For patients with catheter:

  • empty leg bag and note volume
  • check tubing not blocked/kinked
  • if catheter blocked remove and re-catheterise using lubricant containing lidocaine

For patients without catheter:

  • if bladder distended and patient unable to pass urine insert catheter using lubricant containing lidocaine

If bladder distension excluded – gently examine per rectum

For faecal mass in rectum:

  • gently insert gloved finger covered in lidocaine jelly into rectum and remove faecal mass

If bladder and bowel excluded check the above (see table of causes)

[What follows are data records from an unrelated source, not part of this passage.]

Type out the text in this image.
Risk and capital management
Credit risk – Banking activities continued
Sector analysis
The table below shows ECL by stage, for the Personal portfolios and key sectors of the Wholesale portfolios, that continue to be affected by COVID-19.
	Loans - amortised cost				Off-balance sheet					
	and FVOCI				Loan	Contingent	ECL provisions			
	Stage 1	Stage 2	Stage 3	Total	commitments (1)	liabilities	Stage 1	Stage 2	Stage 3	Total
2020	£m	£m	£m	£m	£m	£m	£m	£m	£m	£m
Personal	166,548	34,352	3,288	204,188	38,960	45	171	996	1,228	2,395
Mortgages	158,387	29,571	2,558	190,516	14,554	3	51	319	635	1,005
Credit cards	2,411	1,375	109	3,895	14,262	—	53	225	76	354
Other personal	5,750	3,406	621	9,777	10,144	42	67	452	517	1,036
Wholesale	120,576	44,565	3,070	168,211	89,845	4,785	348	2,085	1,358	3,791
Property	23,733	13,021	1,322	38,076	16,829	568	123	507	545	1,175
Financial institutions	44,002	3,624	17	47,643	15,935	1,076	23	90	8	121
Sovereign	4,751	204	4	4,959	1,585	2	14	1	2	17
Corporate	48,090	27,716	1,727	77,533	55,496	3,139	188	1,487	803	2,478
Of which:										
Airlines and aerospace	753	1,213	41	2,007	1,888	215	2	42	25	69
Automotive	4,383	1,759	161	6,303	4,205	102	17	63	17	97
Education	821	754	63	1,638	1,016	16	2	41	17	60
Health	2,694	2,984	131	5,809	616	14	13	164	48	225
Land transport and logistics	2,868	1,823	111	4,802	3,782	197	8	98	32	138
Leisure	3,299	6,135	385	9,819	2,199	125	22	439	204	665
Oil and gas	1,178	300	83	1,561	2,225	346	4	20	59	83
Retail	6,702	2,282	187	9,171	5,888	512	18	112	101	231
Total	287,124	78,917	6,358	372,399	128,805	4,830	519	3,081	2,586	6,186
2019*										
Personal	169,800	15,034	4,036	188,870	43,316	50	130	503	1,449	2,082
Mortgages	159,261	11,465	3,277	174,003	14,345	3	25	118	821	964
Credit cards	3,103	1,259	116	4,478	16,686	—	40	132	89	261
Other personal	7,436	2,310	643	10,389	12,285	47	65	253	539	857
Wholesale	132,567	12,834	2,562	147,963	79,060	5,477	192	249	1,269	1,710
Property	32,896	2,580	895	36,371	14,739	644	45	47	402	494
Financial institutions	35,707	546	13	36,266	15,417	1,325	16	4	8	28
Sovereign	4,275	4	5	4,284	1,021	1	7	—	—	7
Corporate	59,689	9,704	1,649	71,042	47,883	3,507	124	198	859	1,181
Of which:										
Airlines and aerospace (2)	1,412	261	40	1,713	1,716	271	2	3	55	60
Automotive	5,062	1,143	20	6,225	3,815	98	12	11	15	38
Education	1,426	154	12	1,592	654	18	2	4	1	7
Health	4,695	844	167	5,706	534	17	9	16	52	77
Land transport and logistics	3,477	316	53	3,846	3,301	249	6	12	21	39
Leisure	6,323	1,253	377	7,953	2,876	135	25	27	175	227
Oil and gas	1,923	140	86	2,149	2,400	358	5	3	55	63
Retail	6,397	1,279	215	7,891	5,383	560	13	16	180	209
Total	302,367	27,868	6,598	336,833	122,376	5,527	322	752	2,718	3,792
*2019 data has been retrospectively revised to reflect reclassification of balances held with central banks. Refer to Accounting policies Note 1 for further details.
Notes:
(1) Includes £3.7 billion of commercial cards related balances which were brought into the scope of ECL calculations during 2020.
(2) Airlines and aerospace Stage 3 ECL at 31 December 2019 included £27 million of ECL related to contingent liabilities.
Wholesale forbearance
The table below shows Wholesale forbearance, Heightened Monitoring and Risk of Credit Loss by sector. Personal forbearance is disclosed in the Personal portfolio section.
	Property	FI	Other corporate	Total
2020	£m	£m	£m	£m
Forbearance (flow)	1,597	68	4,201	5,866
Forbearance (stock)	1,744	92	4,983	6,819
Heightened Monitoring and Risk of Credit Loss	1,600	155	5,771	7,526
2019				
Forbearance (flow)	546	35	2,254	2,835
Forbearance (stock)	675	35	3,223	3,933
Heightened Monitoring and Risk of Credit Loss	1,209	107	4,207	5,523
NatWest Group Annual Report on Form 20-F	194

If systolic BP > 150mmHg instigate immediate pharmacological management:

  • 10 mg Nifedipine sublingual or chewed or GTN spray 1-2 sprays, repeat every 20-30 min if needed

If symptoms do not resolve quickly patient should be admitted to hospital for further assessment and management or contact a spinal cord injury centre for further advice.

Follow-up

  • Blood pressure should be monitored by patient/carer for at least 2 hours after an episode to ensure no rebound hypotension and no Autonomic Dysreflexia recurrence
  • Provide patient with information to prevent further episodes
  • Encourage patient to maintain a record of their BP using a home BP cuff and know their baseline BP
  • Provide patient with medication (e.g. Nifedipine 10mg sublingual or GTN spray) to treat episodes
  • If patient has recurrent episodes of Autonomic Dysreflexia, monitor closely and consider referring to a specialist in spinal cord injury
References

Ontario Neurotrauma Foundation. Caring for Persons with Spinal Cord Injury - e-learning resource for family physicians. eprimarycare.onf.org/AutonomicDysreflexia.html

Royal College of Physicians (2008). Chronic Spinal Cord Injury. Management of Patients in Acute Hospital Settings. www.rcplondon.ac.uk.